Japan - International cooperation



Japan was admitted to UN membership on 18 December 1956, and it holds membership in ESCAP and all the nonregional specialized agencies. It is a member of the WTO and signatory to the Law of the Sea, participates in the Colombo Plan, and has permanent observer status with the OAS. In 1963, Japan became a member of IMF and the OECD. It is also a charter member of the Asian Development Bank, which came into operation in 1966; Japan furnished $200 million, a share equal to that of the US. Japan has been actively developing peaceful uses for nuclear energy, and in 1970 it signed the Geneva Protocol, which prohibits the use of poisonous and bacteriological weapons. In June 1976, Japan—the only nation to have suffered a nuclear attack—became the 96th signatory to the international Nuclear Nonproliferation Treaty.

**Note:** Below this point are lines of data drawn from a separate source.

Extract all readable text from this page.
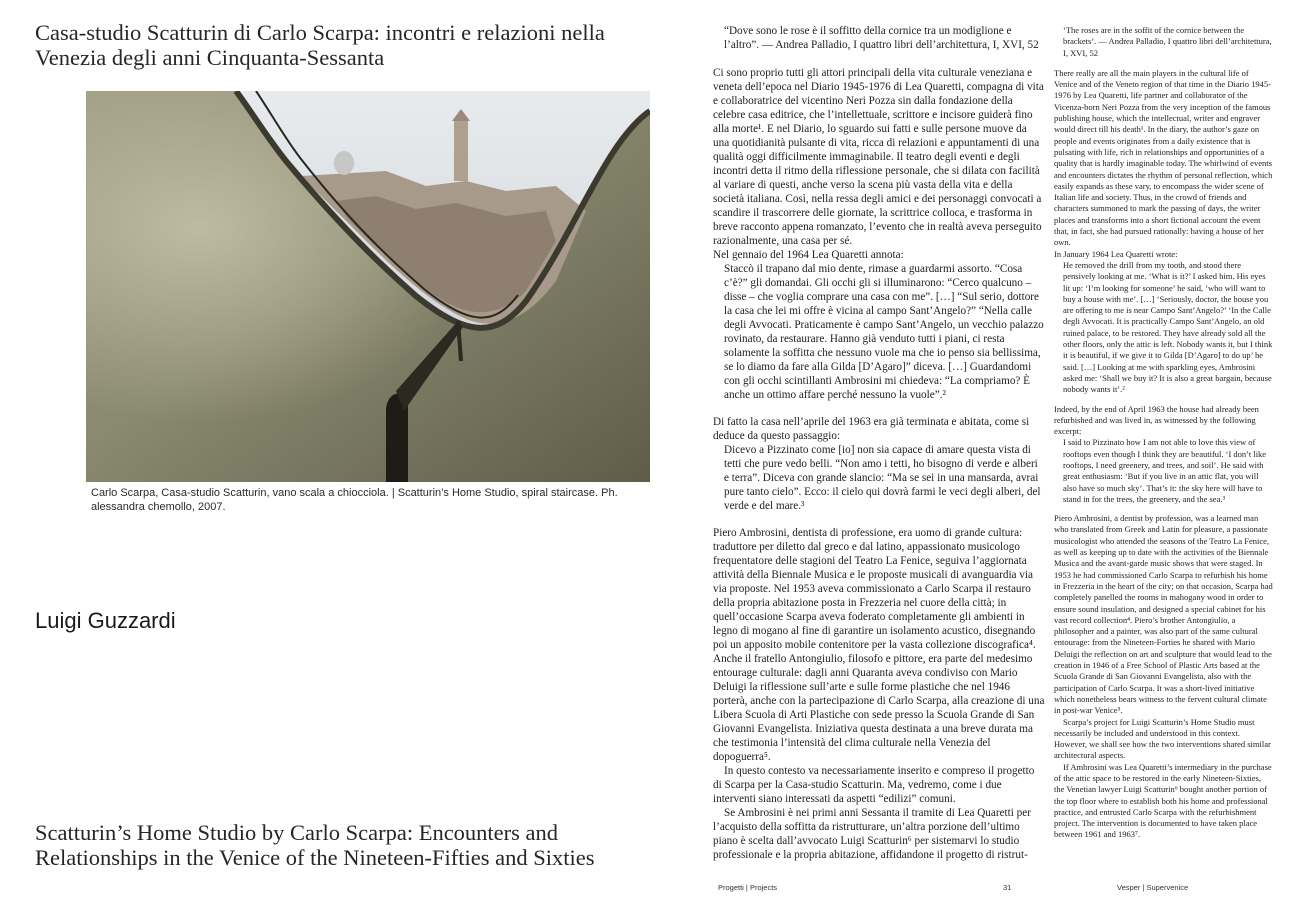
Casa-studio Scatturin di Carlo Scarpa: incontri e relazioni nella Venezia degli anni Cinquanta-Sessanta
Carlo Scarpa, Casa-studio Scatturin, vano scala a chiocciola. | Scatturin’s Home Studio, spiral staircase. Ph. alessandra chemollo, 2007.
Luigi Guzzardi
Scatturin’s Home Studio by Carlo Scarpa: Encounters and Relationships in the Venice of the Nineteen-Fifties and Sixties

“Dove sono le rose è il soffitto della cornice tra un modiglione e l’altro”. — Andrea Palladio, I quattro libri dell’architettura, I, XVI, 52

Ci sono proprio tutti gli attori principali della vita culturale veneziana e veneta dell’epoca nel Diario 1945-1976 di Lea Quaretti, compagna di vita e collaboratrice del vicentino Neri Pozza sin dalla fondazione della celebre casa editrice, che l’intellettuale, scrittore e incisore guiderà fino alla morte¹. E nel Diario, lo sguardo sui fatti e sulle persone muove da una quotidianità pulsante di vita, ricca di relazioni e appuntamenti di una qualità oggi difficilmente immaginabile. Il teatro degli eventi e degli incontri detta il ritmo della riflessione personale, che si dilata con facilità al variare di questi, anche verso la scena più vasta della vita e della società italiana. Così, nella ressa degli amici e dei personaggi convocati a scandire il trascorrere delle giornate, la scrittrice colloca, e trasforma in breve racconto appena romanzato, l’evento che in realtà aveva perseguito razionalmente, una casa per sé.

Nel gennaio del 1964 Lea Quaretti annota:

Staccò il trapano dal mio dente, rimase a guardarmi assorto. “Cosa c’è?” gli domandai. Gli occhi gli si illuminarono: “Cerco qualcuno – disse – che voglia comprare una casa con me”. […] “Sul serio, dottore la casa che lei mi offre è vicina al campo Sant’Angelo?” “Nella calle degli Avvocati. Praticamente è campo Sant’Angelo, un vecchio palazzo rovinato, da restaurare. Hanno già venduto tutti i piani, ci resta solamente la soffitta che nessuno vuole ma che io penso sia bellissima, se lo diamo da fare alla Gilda [D’Agaro]” diceva. […] Guardandomi con gli occhi scintillanti Ambrosini mi chiedeva: “La compriamo? È anche un ottimo affare perché nessuno la vuole”.²

Di fatto la casa nell’aprile del 1963 era già terminata e abitata, come si deduce da questo passaggio:

Dicevo a Pizzinato come [io] non sia capace di amare questa vista di tetti che pure vedo belli. “Non amo i tetti, ho bisogno di verde e alberi e terra”. Diceva con grande slancio: “Ma se sei in una mansarda, avrai pure tanto cielo”. Ecco: il cielo qui dovrà farmi le veci degli alberi, del verde e del mare.³

Piero Ambrosini, dentista di professione, era uomo di grande cultura: traduttore per diletto dal greco e dal latino, appassionato musicologo frequentatore delle stagioni del Teatro La Fenice, seguiva l’aggiornata attività della Biennale Musica e le proposte musicali di avanguardia via via proposte. Nel 1953 aveva commissionato a Carlo Scarpa il restauro della propria abitazione posta in Frezzeria nel cuore della città; in quell’occasione Scarpa aveva foderato completamente gli ambienti in legno di mogano al fine di garantire un isolamento acustico, disegnando poi un apposito mobile contenitore per la vasta collezione discografica⁴. Anche il fratello Antongiulio, filosofo e pittore, era parte del medesimo entourage culturale: dagli anni Quaranta aveva condiviso con Mario Deluigi la riflessione sull’arte e sulle forme plastiche che nel 1946 porterà, anche con la partecipazione di Carlo Scarpa, alla creazione di una Libera Scuola di Arti Plastiche con sede presso la Scuola Grande di San Giovanni Evangelista. Iniziativa questa destinata a una breve durata ma che testimonia l’intensità del clima culturale nella Venezia del dopoguerra⁵.

In questo contesto va necessariamente inserito e compreso il progetto di Scarpa per la Casa-studio Scatturin. Ma, vedremo, come i due interventi siano interessati da aspetti “edilizi” comuni.

Se Ambrosini è nei primi anni Sessanta il tramite di Lea Quaretti per l’acquisto della soffitta da ristrutturare, un’altra porzione dell’ultimo piano è scelta dall’avvocato Luigi Scatturin⁶ per sistemarvi lo studio professionale e la propria abitazione, affidandone il progetto di ristrut-

‘The roses are in the soffit of the cornice between the brackets’. — Andrea Palladio, I quattro libri dell’architettura, I, XVI, 52

There really are all the main players in the cultural life of Venice and of the Veneto region of that time in the Diario 1945-1976 by Lea Quaretti, life partner and collaborator of the Vicenza-born Neri Pozza from the very inception of the famous publishing house, which the intellectual, writer and engraver would direct till his death¹. In the diary, the author’s gaze on people and events originates from a daily existence that is pulsating with life, rich in relationships and opportunities of a quality that is hardly imaginable today. The whirlwind of events and encounters dictates the rhythm of personal reflection, which easily expands as these vary, to encompass the wider scene of Italian life and society. Thus, in the crowd of friends and characters summoned to mark the passing of days, the writer places and transforms into a short fictional account the event that, in fact, she had pursued rationally: having a house of her own.

In January 1964 Lea Quaretti wrote:

He removed the drill from my tooth, and stood there pensively looking at me. ‘What is it?’ I asked him. His eyes lit up: ‘I’m looking for someone’ he said, ‘who will want to buy a house with me’. […] ‘Seriously, doctor, the house you are offering to me is near Campo Sant’Angelo?’ ‘In the Calle degli Avvocati. It is practically Campo Sant’Angelo, an old ruined palace, to be restored. They have already sold all the other floors, only the attic is left. Nobody wants it, but I think it is beautiful, if we give it to Gilda [D’Agaro] to do up’ he said. […] Looking at me with sparkling eyes, Ambrosini asked me: ‘Shall we buy it? It is also a great bargain, because nobody wants it’.²

Indeed, by the end of April 1963 the house had already been refurbished and was lived in, as witnessed by the following excerpt:

I said to Pizzinato how I am not able to love this view of rooftops even though I think they are beautiful. ‘I don’t like rooftops, I need greenery, and trees, and soil’. He said with great enthusiasm: ‘But if you live in an attic flat, you will also have so much sky’. That’s it: the sky here will have to stand in for the trees, the greenery, and the sea.³

Piero Ambrosini, a dentist by profession, was a learned man who translated from Greek and Latin for pleasure, a passionate musicologist who attended the seasons of the Teatro La Fenice, as well as keeping up to date with the activities of the Biennale Musica and the avant-garde music shows that were staged. In 1953 he had commissioned Carlo Scarpa to refurbish his home in Frezzeria in the heart of the city; on that occasion, Scarpa had completely panelled the rooms in mahogany wood in order to ensure sound insulation, and designed a special cabinet for his vast record collection⁴. Piero’s brother Antongiulio, a philosopher and a painter, was also part of the same cultural entourage: from the Nineteen-Forties he shared with Mario Deluigi the reflection on art and sculpture that would lead to the creation in 1946 of a Free School of Plastic Arts based at the Scuola Grande di San Giovanni Evangelista, also with the participation of Carlo Scarpa. It was a short-lived initiative which nonetheless bears witness to the fervent cultural climate in post-war Venice⁵.

Scarpa’s project for Luigi Scatturin’s Home Studio must necessarily be included and understood in this context. However, we shall see how the two interventions shared similar architectural aspects.

If Ambrosini was Lea Quaretti’s intermediary in the purchase of the attic space to be restored in the early Nineteen-Sixties, the Venetian lawyer Luigi Scatturin⁶ bought another portion of the top floor where to establish both his home and professional practice, and entrusted Carlo Scarpa with the refurbishment project. The intervention is documented to have taken place between 1961 and 1963⁷.

Progetti | Projects	31	Vesper | Supervenice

Japan has been extending technical and financial aid to many countries, and in 1974 it established the Japan International Cooperation Agency to provide technical assistance to developing nations. Japan also was instrumental in establishing the Asian Productivity Organization, the objective of which is to organize national productivity movements in various Asian countries into a more effective movement on a regional scale. Japan has entered into cultural agreements with many European and Asian nations and maintains an educational exchange program with the US. Through the Japan Overseas Cooperation Volunteers, Japan sends youths to work in developing countries.